Cerro Cahui has native Maya rain forest and great view of Lake Peten Itza

Cerro Cahui is a protected nature reserve capably managed by CECON (of USAC). CECON is Centro de Estudios Conservacionistas. Lots of trees, vines, and plants that are native to the Mayan areas for millennia. In the CECON list of plants we noticed that 28 of them were sources of food: wild edible plants, not cultivated plants. 2000 years ago there were hundreds of plants in wetlands and hillside forests that were edible. We have been doing library research and field work to find and identify as many of these wild edible plants as possible. These plants are more healthy than eating junk food.

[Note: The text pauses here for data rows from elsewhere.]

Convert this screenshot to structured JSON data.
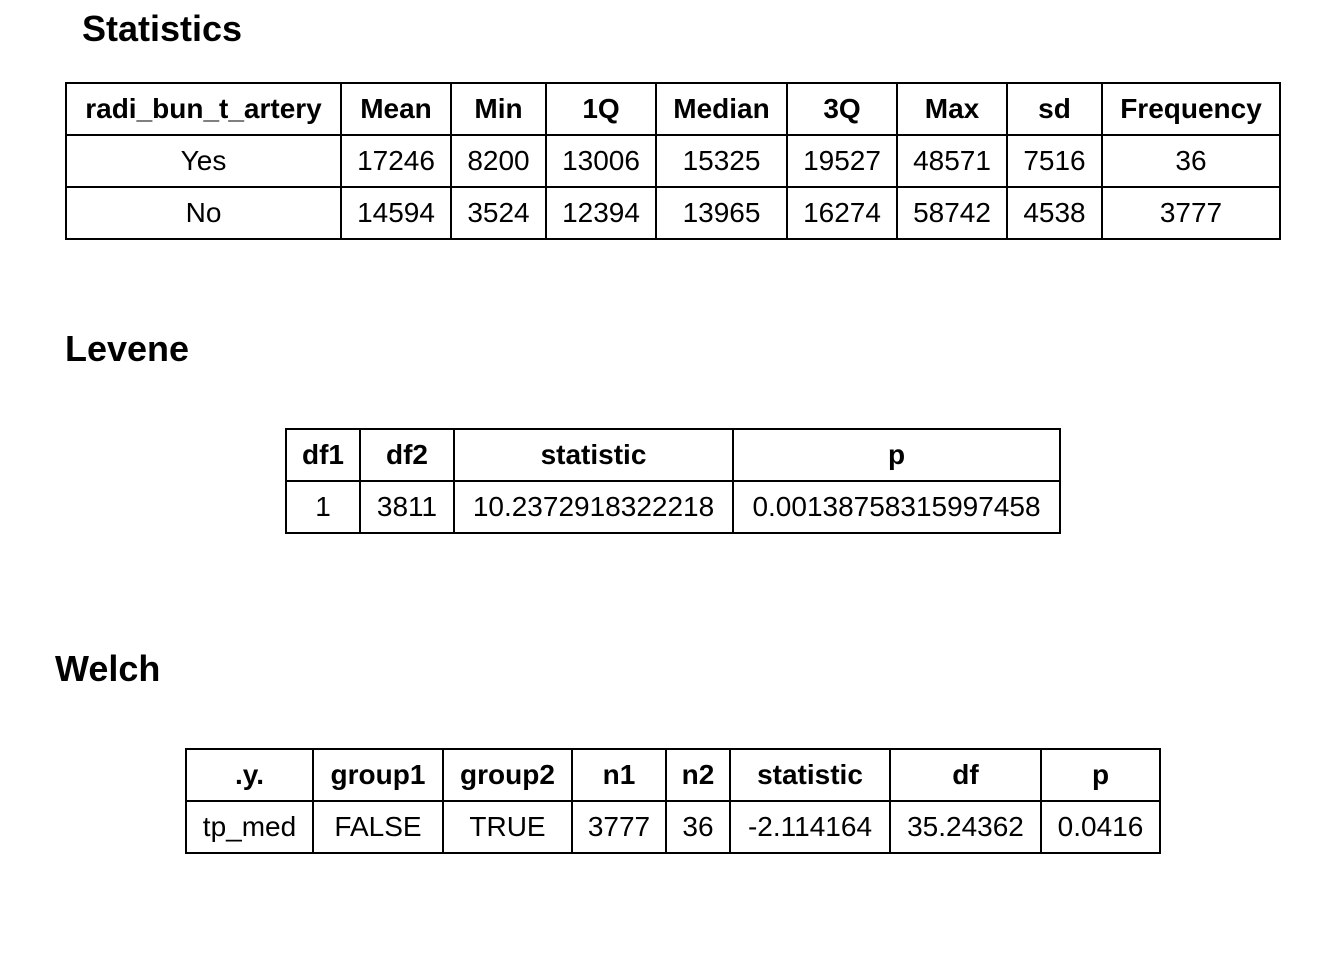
{
  "statistics": {
    "title": "Statistics",
    "headers": [
      "radi_bun_t_artery",
      "Mean",
      "Min",
      "1Q",
      "Median",
      "3Q",
      "Max",
      "sd",
      "Frequency"
    ],
    "rows": [
      [
        "Yes",
        "17246",
        "8200",
        "13006",
        "15325",
        "19527",
        "48571",
        "7516",
        "36"
      ],
      [
        "No",
        "14594",
        "3524",
        "12394",
        "13965",
        "16274",
        "58742",
        "4538",
        "3777"
      ]
    ]
  },
  "levene": {
    "title": "Levene",
    "headers": [
      "df1",
      "df2",
      "statistic",
      "p"
    ],
    "rows": [
      [
        "1",
        "3811",
        "10.2372918322218",
        "0.00138758315997458"
      ]
    ]
  },
  "welch": {
    "title": "Welch",
    "headers": [
      ".y.",
      "group1",
      "group2",
      "n1",
      "n2",
      "statistic",
      "df",
      "p"
    ],
    "rows": [
      [
        "tp_med",
        "FALSE",
        "TRUE",
        "3777",
        "36",
        "-2.114164",
        "35.24362",
        "0.0416"
      ]
    ]
  }
}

The Cerro Cahui reserve in Peten is 650 hectares. 650 hectares equals 6.5 square kilometers. In English and North American measurements this is close to 2.51 square miles, which is about 1,606 acres.

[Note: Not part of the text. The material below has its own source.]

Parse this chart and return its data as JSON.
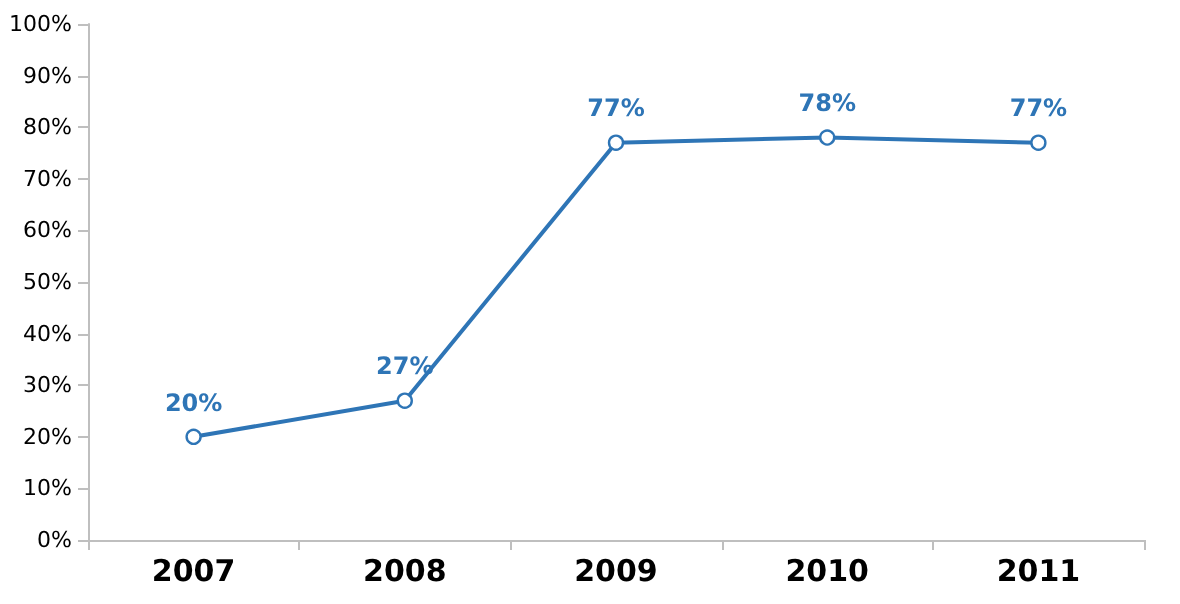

Three of other CECON areas that I have visited are: part of the Laguna del Tigre area of northwest Peten, the turtle preservation area around Monterrico (facing the Pacific Ocean) and Chocon Machacas, north side of El Golfete, Municipio de Livingston. We (FLAAR in USA and FLAAR Mesoamerica in Guatemala do field work on flora and fauna in all these areas).

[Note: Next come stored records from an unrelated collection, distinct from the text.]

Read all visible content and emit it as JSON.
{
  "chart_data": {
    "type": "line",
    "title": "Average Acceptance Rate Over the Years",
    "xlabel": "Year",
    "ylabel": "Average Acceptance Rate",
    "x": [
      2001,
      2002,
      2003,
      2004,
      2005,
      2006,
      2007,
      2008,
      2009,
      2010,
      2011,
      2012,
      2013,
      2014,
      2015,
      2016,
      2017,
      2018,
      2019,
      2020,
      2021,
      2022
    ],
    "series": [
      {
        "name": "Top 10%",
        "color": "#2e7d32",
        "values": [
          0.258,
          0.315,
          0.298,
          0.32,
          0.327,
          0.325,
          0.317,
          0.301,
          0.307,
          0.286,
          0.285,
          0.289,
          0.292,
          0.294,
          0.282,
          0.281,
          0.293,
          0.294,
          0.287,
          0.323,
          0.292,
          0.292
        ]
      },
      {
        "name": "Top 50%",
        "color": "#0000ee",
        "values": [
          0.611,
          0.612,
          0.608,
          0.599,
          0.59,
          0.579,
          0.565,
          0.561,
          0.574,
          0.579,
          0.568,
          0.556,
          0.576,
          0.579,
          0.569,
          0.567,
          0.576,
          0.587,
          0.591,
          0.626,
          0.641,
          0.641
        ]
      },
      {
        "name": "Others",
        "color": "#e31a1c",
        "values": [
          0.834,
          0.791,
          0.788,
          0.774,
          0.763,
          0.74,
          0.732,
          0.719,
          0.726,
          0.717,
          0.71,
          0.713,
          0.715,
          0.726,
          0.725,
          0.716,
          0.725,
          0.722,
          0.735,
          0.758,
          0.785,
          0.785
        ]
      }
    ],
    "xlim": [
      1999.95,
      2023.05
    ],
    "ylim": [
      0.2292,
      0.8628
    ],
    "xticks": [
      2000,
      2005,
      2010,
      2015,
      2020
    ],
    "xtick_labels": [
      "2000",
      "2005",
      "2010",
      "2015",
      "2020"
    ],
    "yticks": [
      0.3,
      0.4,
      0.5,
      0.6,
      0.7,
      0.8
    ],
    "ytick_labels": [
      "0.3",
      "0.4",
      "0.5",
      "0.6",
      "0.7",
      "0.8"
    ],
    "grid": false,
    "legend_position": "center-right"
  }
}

Cerro Cahui is easy to get to

When driving towards Tikal, once you are at north edge of El Remate, turn left (parallel to north side of Lake Peten Itza). Where you turn you will see Hotel de Don David on the left side.

In a kilometer or so you will see the entrance to Cerro Cahui.

Guides are knowledgeable and Helpful

You can either come with your own guide, or hike up the hill to the overlook by yourself. The advantage of a local guide is that they can identify the different plants and birds for you.

Suggested Reading on Cerro Cahui

We are preparing a bibliography on Cerro Cahui, but here is a good report to start with.

  • 2002
  • Plan Maestro Biotopo Cerro Cahuí. Guatemala. Consejo Nacional de Áreas Protegidas (CONAP), Organización Nacional Para la Conservación y el Ambiente. SC. (ONCA), Centro de Estudios Conservacionistas (CECON), 73 pages).

We are preparing a FLAAR report on Cerro Cahui in PDF format but wish also to offer this introductory page to get started.